With MPIO you can present the same LUN across multiple paths across a storage fabric. If the the server's HBA and the storage array's HBA each have two connections to the storage fabric, the server can have four separate paths to the LUN. It can go beyond this if the storage supports it; it is quite common to have dual-controller setups in the larger disk array systems with each controller presenting an active connection to the LUN. Add in a server with two separate HBA cards, plus two physically separate paths connecting the controller/HBA pairs, and you can have a storage path without single points of failure.

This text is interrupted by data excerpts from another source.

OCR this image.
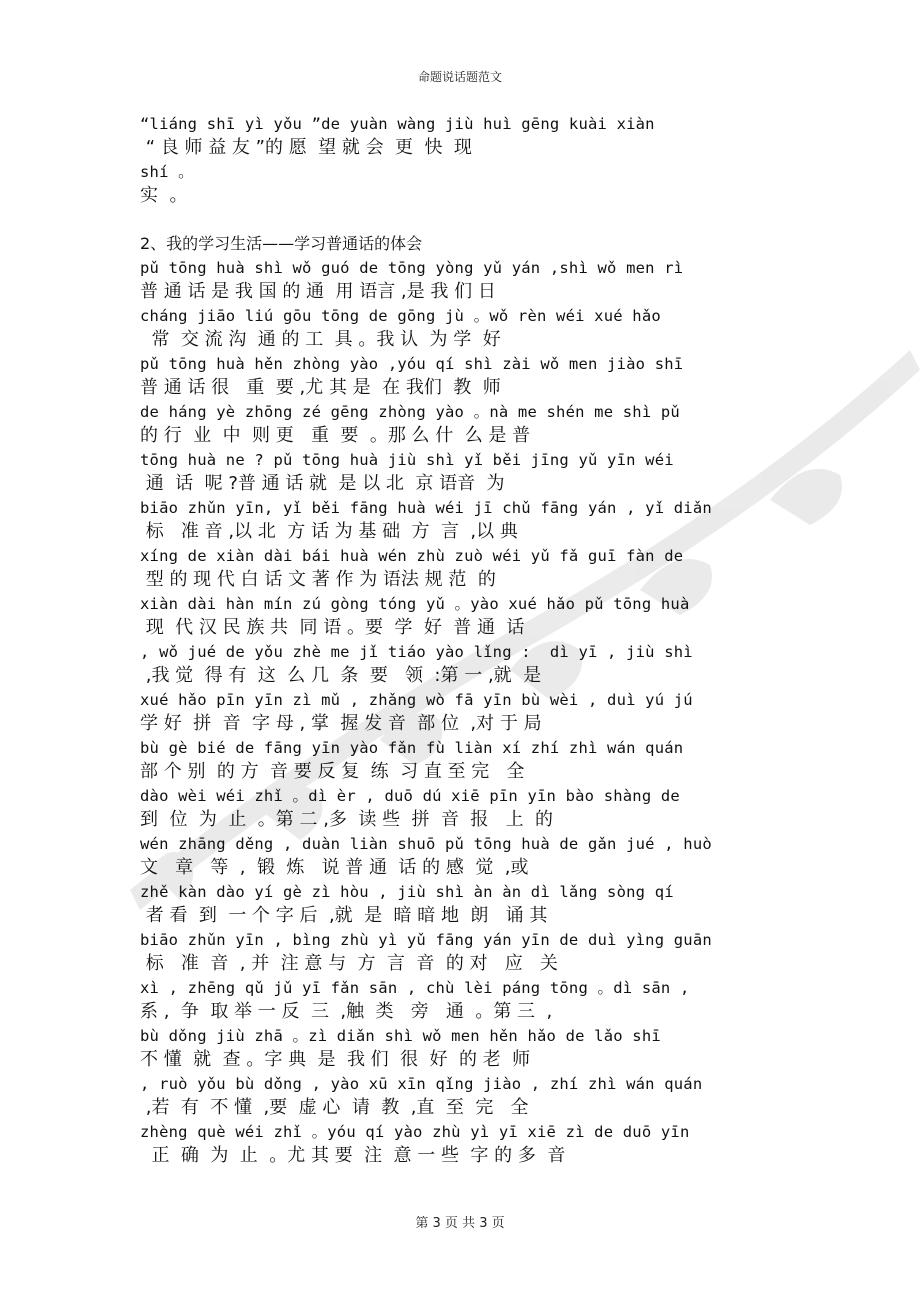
命题说话题范文
“liáng shī yì yǒu ”de yuàn wàng jiù huì gēng kuài xiàn
“ 良 师 益 友 ”的 愿  望 就 会  更  快  现
shí 。
实  。
2、我的学习生活——学习普通话的体会
pǔ tōng huà shì wǒ guó de tōng yòng yǔ yán ,shì wǒ men rì
普 通 话 是 我 国 的 通  用 语言 ,是 我 们 日
cháng jiāo liú gōu tōng de gōng jù 。wǒ rèn wéi xué hǎo
常  交 流 沟  通 的 工  具 。我 认  为 学  好
pǔ tōng huà hěn zhòng yào ,yóu qí shì zài wǒ men jiào shī
普 通 话 很   重  要 ,尤 其 是  在 我们  教  师
de háng yè zhōng zé gēng zhòng yào 。nà me shén me shì pǔ
的 行  业  中  则 更   重  要  。那 么 什  么 是 普
tōng huà ne ? pǔ tōng huà jiù shì yǐ běi jīng yǔ yīn wéi
通  话  呢 ?普 通 话 就  是 以 北  京 语音  为
biāo zhǔn yīn, yǐ běi fāng huà wéi jī chǔ fāng yán , yǐ diǎn
标   准 音 ,以 北  方 话 为 基 础  方  言  ,以 典
xíng de xiàn dài bái huà wén zhù zuò wéi yǔ fǎ guī fàn de
型 的 现 代 白 话 文 著 作 为 语法 规 范  的
xiàn dài hàn mín zú gòng tóng yǔ 。yào xué hǎo pǔ tōng huà
现  代 汉 民 族 共  同 语 。要  学  好  普 通  话
, wǒ jué de yǒu zhè me jǐ tiáo yào lǐng :  dì yī , jiù shì
,我 觉  得 有  这  么 几  条  要   领  :第 一 ,就  是
xué hǎo pīn yīn zì mǔ , zhǎng wò fā yīn bù wèi , duì yú jú
学 好  拼  音  字 母 , 掌  握 发 音  部 位  ,对 于 局
bù gè bié de fāng yīn yào fǎn fù liàn xí zhí zhì wán quán
部 个 别  的 方  音 要 反 复  练  习 直 至 完   全
dào wèi wéi zhǐ 。dì èr , duō dú xiē pīn yīn bào shàng de
到  位  为  止  。第 二 ,多  读 些  拼  音  报   上  的
wén zhāng děng , duàn liàn shuō pǔ tōng huà de gǎn jué , huò
文   章   等  ,  锻  炼   说 普 通  话 的 感  觉  ,或
zhě kàn dào yí gè zì hòu , jiù shì àn àn dì lǎng sòng qí
者 看  到  一 个 字 后  ,就  是  暗 暗 地  朗   诵 其
biāo zhǔn yīn , bìng zhù yì yǔ fāng yán yīn de duì yìng guān
标   准  音  , 并  注 意 与  方  言  音  的 对   应   关
xì , zhēng qǔ jǔ yī fǎn sān , chù lèi páng tōng 。dì sān ,
系 ,  争  取 举 一 反  三  ,触  类   旁   通  。第 三  ,
bù dǒng jiù zhā 。zì diǎn shì wǒ men hěn hǎo de lǎo shī
不 懂  就  查 。字 典  是  我 们  很  好  的 老  师
, ruò yǒu bù dǒng , yào xū xīn qǐng jiào , zhí zhì wán quán
,若  有  不 懂  ,要  虚 心  请  教  ,直  至  完   全
zhèng què wéi zhǐ 。yóu qí yào zhù yì yī xiē zì de duō yīn
正  确  为  止  。尤 其 要  注  意 一 些  字 的 多  音
第 3 页 共 3 页
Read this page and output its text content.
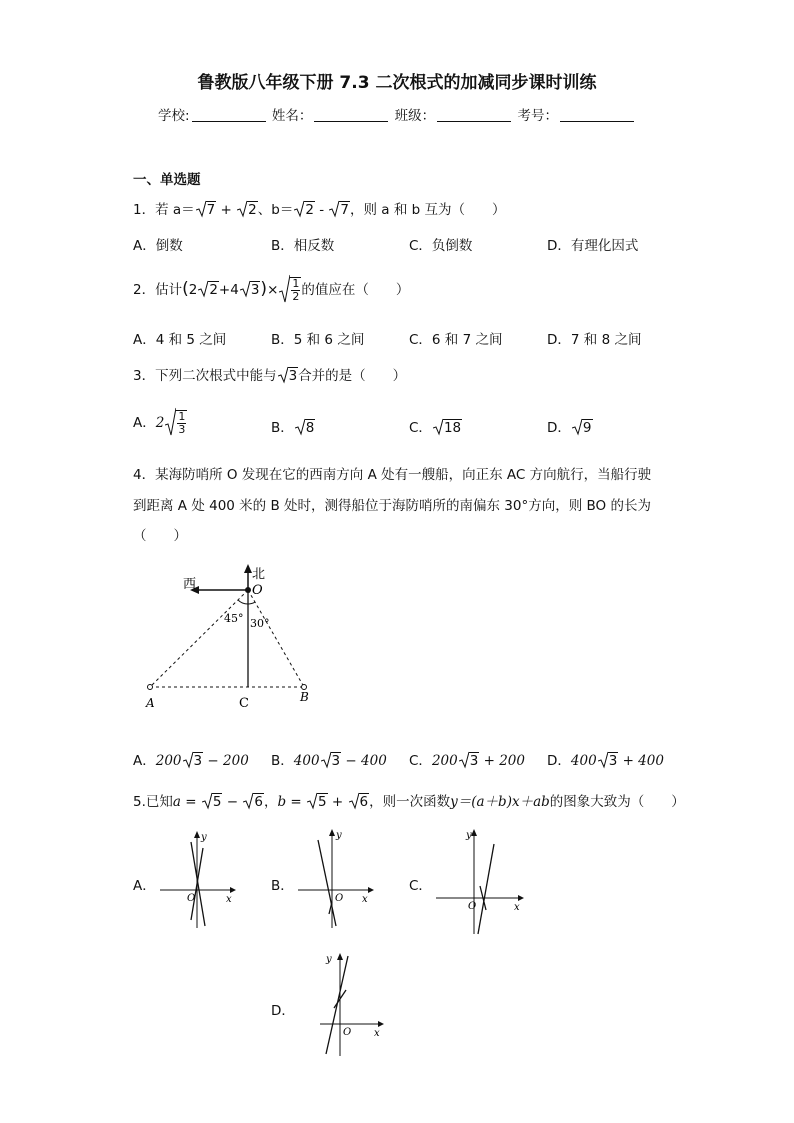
鲁教版八年级下册 7.3 二次根式的加减同步课时训练
学校:	姓名：	班级：	考号：
一、单选题
1．若 a＝ 7 +
2、b＝ 2 -
7，则 a 和 b 互为（　　）
A．倒数	B．相反数	C．负倒数	D．有理化因式
2．估计(2 2+4 $3)\times \frac{1}{2}$ 的值应在（　　）
A．4 和 5 之间	B．5 和 6 之间	C．6 和 7 之间	D．7 和 8 之间
3．下列二次根式中能与 3合并的是（　　）
A．$2 \frac{1}{3}$	B． 8	C． 18	D． 9
4．某海防哨所 O 发现在它的西南方向 A 处有一艘船，向正东 AC 方向航行，当船行驶
到距离 A 处 400 米的 B 处时，测得船位于海防哨所的南偏东 30°方向，则 BO 的长为
（　　）
西
北
O
45° 30°
A	C	B
A．200 3 − 200 B．400 3 − 400 C．200 3 + 200 D．400 3 + 400
5.已知a =
5 −
6，b =
5 +
6，则一次函数y＝(a＋b)x＋ab的图象大致为（　　）
A．
y
x
O
B．
y
x
O
C．
y
x
O
D．
y
x
O
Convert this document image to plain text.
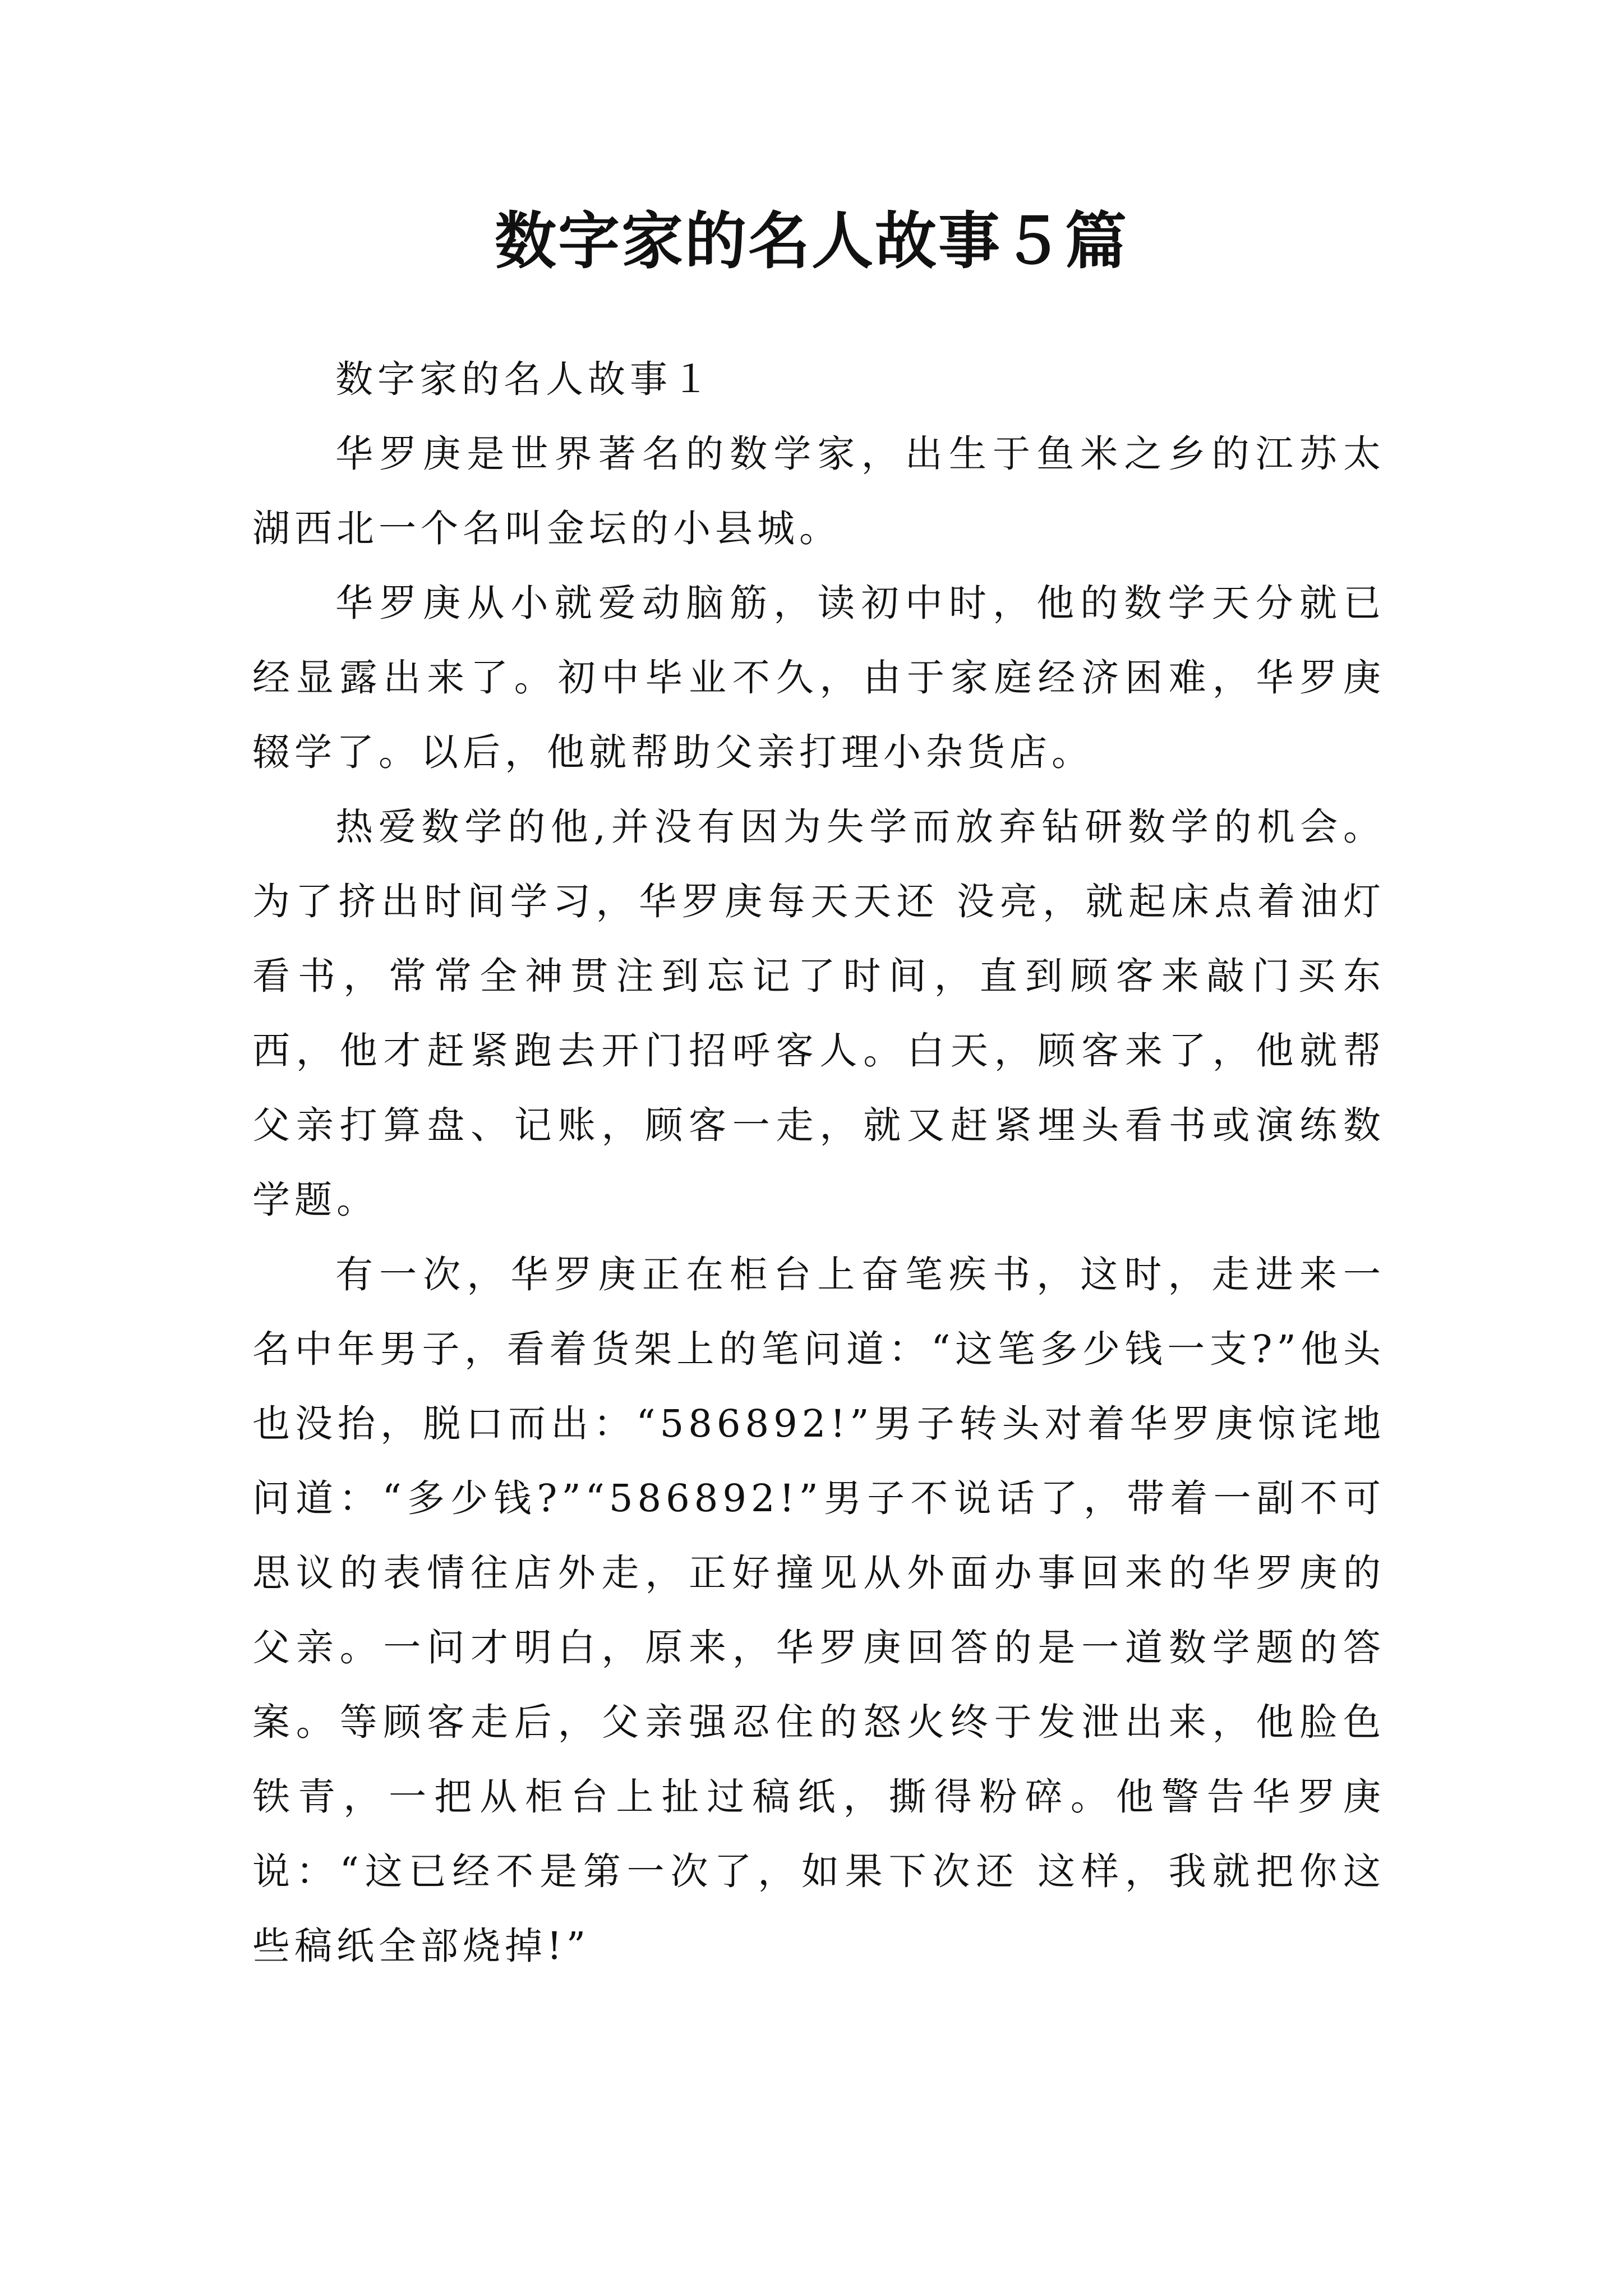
数字家的名人故事５篇

数字家的名人故事１

华罗庚是世界著名的数学家，出生于鱼米之乡的江苏太湖西北一个名叫金坛的小县城。

华罗庚从小就爱动脑筋，读初中时，他的数学天分就已经显露出来了。初中毕业不久，由于家庭经济困难，华罗庚辍学了。以后，他就帮助父亲打理小杂货店。

热爱数学的他,并没有因为失学而放弃钻研数学的机会。为了挤出时间学习，华罗庚每天天还 没亮，就起床点着油灯看书，常常全神贯注到忘记了时间，直到顾客来敲门买东西，他才赶紧跑去开门招呼客人。白天，顾客来了，他就帮父亲打算盘、记账，顾客一走，就又赶紧埋头看书或演练数学题。

有一次，华罗庚正在柜台上奋笔疾书，这时，走进来一名中年男子，看着货架上的笔问道：“这笔多少钱一支?”他头也没抬，脱口而出：“586892!”男子转头对着华罗庚惊诧地问道：“多少钱?”“586892!”男子不说话了，带着一副不可思议的表情往店外走，正好撞见从外面办事回来的华罗庚的父亲。一问才明白，原来，华罗庚回答的是一道数学题的答案。等顾客走后，父亲强忍住的怒火终于发泄出来，他脸色铁青，一把从柜台上扯过稿纸，撕得粉碎。他警告华罗庚说：“这已经不是第一次了，如果下次还 这样，我就把你这些稿纸全部烧掉!”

The fancier controllers will indeed be a full Active/Active pair, with both controllers actually talking to the storage (generally there is some form of shared cache between the controllers to help with coordination). Middle-tier devices may pretend to be active/active, but only a single device is actually performing work at any given time but the standby controller can pick up immediately should the first go silent and no I/O operations are dropped. Lower tier devices are in simple active/standby, where all I/O goes along one path, and only moves to other paths when the active path dies.
Having multiple active controllers can indeed provide better performance than a single active controller. And yes, add enough systems hitting storage and enough fast storage behind the controller, and you can indeed saturate the controllers enough that all attached servers will notice. A good way to simulate this is to cause a parity RAID volume to have to rebuild.
Not all systems are able to leverage MPIO to use multiple active paths, that's still somewhat new. Also, one of the problems that has to be solved on the part of all of the controllers is ensuring that all I/O operations are committed in-order despite the path the I/O came in on and on whatever controller received the operation. That problem gets harder the more controllers you add. Storage I/O is a fundamentally serialized operation, and doesn't work well with massive parallization.
You can get some gains by adding controllers, but the gains rapidly fade in the light of the added complexity required to make it work at all.